I am attempting to convert this xml to a dataframe in R:
https://d396qusza40orc.cloudfront.net/getdata%2Fdata%2Frestaurants.xml
library(xml2)
library(tidyverse)
fileurl <- "https://d396qusza40orc.cloudfront.net/getdata%2Fdata%2Frestaurants.xml"
xmllist <- as_list(read_xml(fileurl))
xml_df = tibble::as_tibble(xmllist) %>%
unnest_longer(response)
row_wider = xml_df %>%
unnest_wider(response)
row_df = row_wider %>%
unnest(cols = names(.)) %>%
unnest(cols = names(.)) %>%
readr::type_convert()
The issue is that the 'location_1' column is a dictionary and shows up as NA when I unnest. How can I get each of the values of this dictionary into this column? Any help is much appreciated, thanks.
The location_1
column is an empty list (hence you get NA
s) with two attributes human_address
which is a JSON string and a logical needs_recoding
. One option to get your desired result would be to first extract the content of these attributes and store them in a list
. Afterwards you could use two unnest_wider
to unnest the list column.
library(xml2)
library(tidyverse)
parse_location_1 <- function(x) {
x$location_1 <- list(
human_address = jsonlite::fromJSON(attr(x$location_1, "human_address")),
needs_recoding = attr(x$location_1, "needs_recoding")
)
x
}
fileurl <- "https://d396qusza40orc.cloudfront.net/getdata%2Fdata%2Frestaurants.xml"

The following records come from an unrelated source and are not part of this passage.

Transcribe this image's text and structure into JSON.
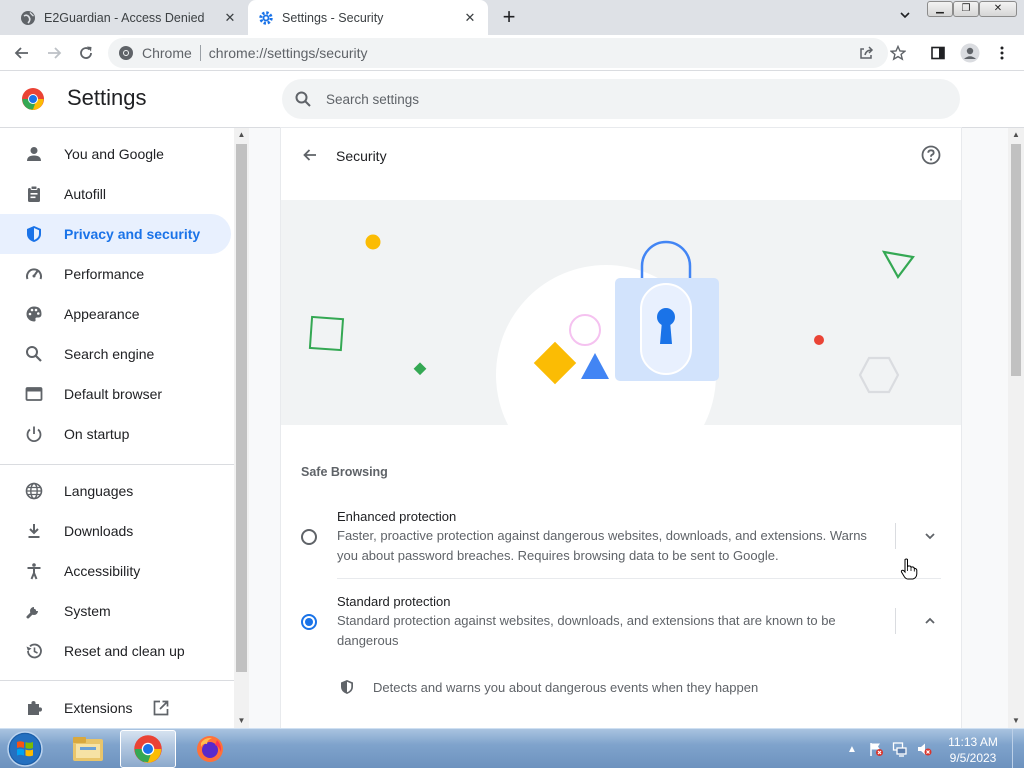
{
  "browser": {
    "tabs": [
      {
        "title": "E2Guardian - Access Denied"
      },
      {
        "title": "Settings - Security"
      }
    ],
    "omnibox": {
      "site_label": "Chrome",
      "url": "chrome://settings/security"
    }
  },
  "settings": {
    "title": "Settings",
    "search_placeholder": "Search settings"
  },
  "sidebar": {
    "items": [
      {
        "label": "You and Google",
        "icon": "person-icon"
      },
      {
        "label": "Autofill",
        "icon": "clipboard-icon"
      },
      {
        "label": "Privacy and security",
        "icon": "shield-icon",
        "active": true
      },
      {
        "label": "Performance",
        "icon": "speedometer-icon"
      },
      {
        "label": "Appearance",
        "icon": "palette-icon"
      },
      {
        "label": "Search engine",
        "icon": "search-icon"
      },
      {
        "label": "Default browser",
        "icon": "browser-window-icon"
      },
      {
        "label": "On startup",
        "icon": "power-icon"
      },
      {
        "label": "Languages",
        "icon": "globe-icon"
      },
      {
        "label": "Downloads",
        "icon": "download-icon"
      },
      {
        "label": "Accessibility",
        "icon": "accessibility-icon"
      },
      {
        "label": "System",
        "icon": "wrench-icon"
      },
      {
        "label": "Reset and clean up",
        "icon": "history-icon"
      },
      {
        "label": "Extensions",
        "icon": "puzzle-icon"
      }
    ]
  },
  "security": {
    "page_title": "Security",
    "section_title": "Safe Browsing",
    "options": [
      {
        "label": "Enhanced protection",
        "description": "Faster, proactive protection against dangerous websites, downloads, and extensions. Warns you about password breaches. Requires browsing data to be sent to Google.",
        "selected": false,
        "expanded": false
      },
      {
        "label": "Standard protection",
        "description": "Standard protection against websites, downloads, and extensions that are known to be dangerous",
        "selected": true,
        "expanded": true
      }
    ],
    "standard_details": [
      {
        "text": "Detects and warns you about dangerous events when they happen",
        "icon": "shield-icon"
      }
    ]
  },
  "taskbar": {
    "time": "11:13 AM",
    "date": "9/5/2023",
    "apps": [
      "file-explorer-icon",
      "chrome-icon",
      "firefox-icon"
    ]
  },
  "colors": {
    "accent": "#1a73e8",
    "active_nav_bg": "#e8f0fe",
    "tab_strip": "#dee1e6"
  }
}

xmllist <- as_list(read_xml(fileurl))
xml_df <- tibble::as_tibble(xmllist) %>%
unnest_longer(response) |>
mutate(response = map(
response, parse_location_1
))
row_wider <- xml_df %>%
unnest_wider(response) |>
unnest_wider(location_1) |>
unnest_wider(human_address)
row_df <- row_wider %>%
unnest(cols = where(is.list)) %>%
unnest(cols = where(is.list)) %>%
readr::type_convert()
#>
#> ── Column specification ────────────────────────────────────────────────────────
#> cols(
#> name = col_character(),
#> zipcode = col_double(),
#> neighborhood = col_character(),
#> councildistrict = col_double(),
#> policedistrict = col_character(),
#> address = col_character(),
#> city = col_character(),
#> state = col_character(),
#> zip = col_logical(),
#> needs_recoding = col_logical(),
#> response_id = col_character()
#> )
head(row_df)
#> # A tibble: 6 × 11
#> name zipcode neighborhood councildistrict policedistrict address city state
#> <chr> <dbl> <chr> <dbl> <chr> <chr> <chr> <chr>
#> 1 410 21206 Frankford 2 NORTHEASTERN 4509 B… Balt… MD
#> 2 1919 21231 Fells Point 1 SOUTHEASTERN 1919 F… Balt… MD
#> 3 SAUTE 21224 Canton 1 SOUTHEASTERN 2844 H… Balt… MD
#> 4 #1 CH… 21211 Hampden 14 NORTHERN 3998 R… Balt… MD
#> 5 #1 ch… 21223 Millhill 9 SOUTHWESTERN 2481 f… Balt… MD
#> 6 19TH … 21218 Clifton Park 14 NORTHEASTERN 2722 H… Balt… MD
#> # ℹ 3 more variables: zip <lgl>, needs_recoding <lgl>, response_id <chr>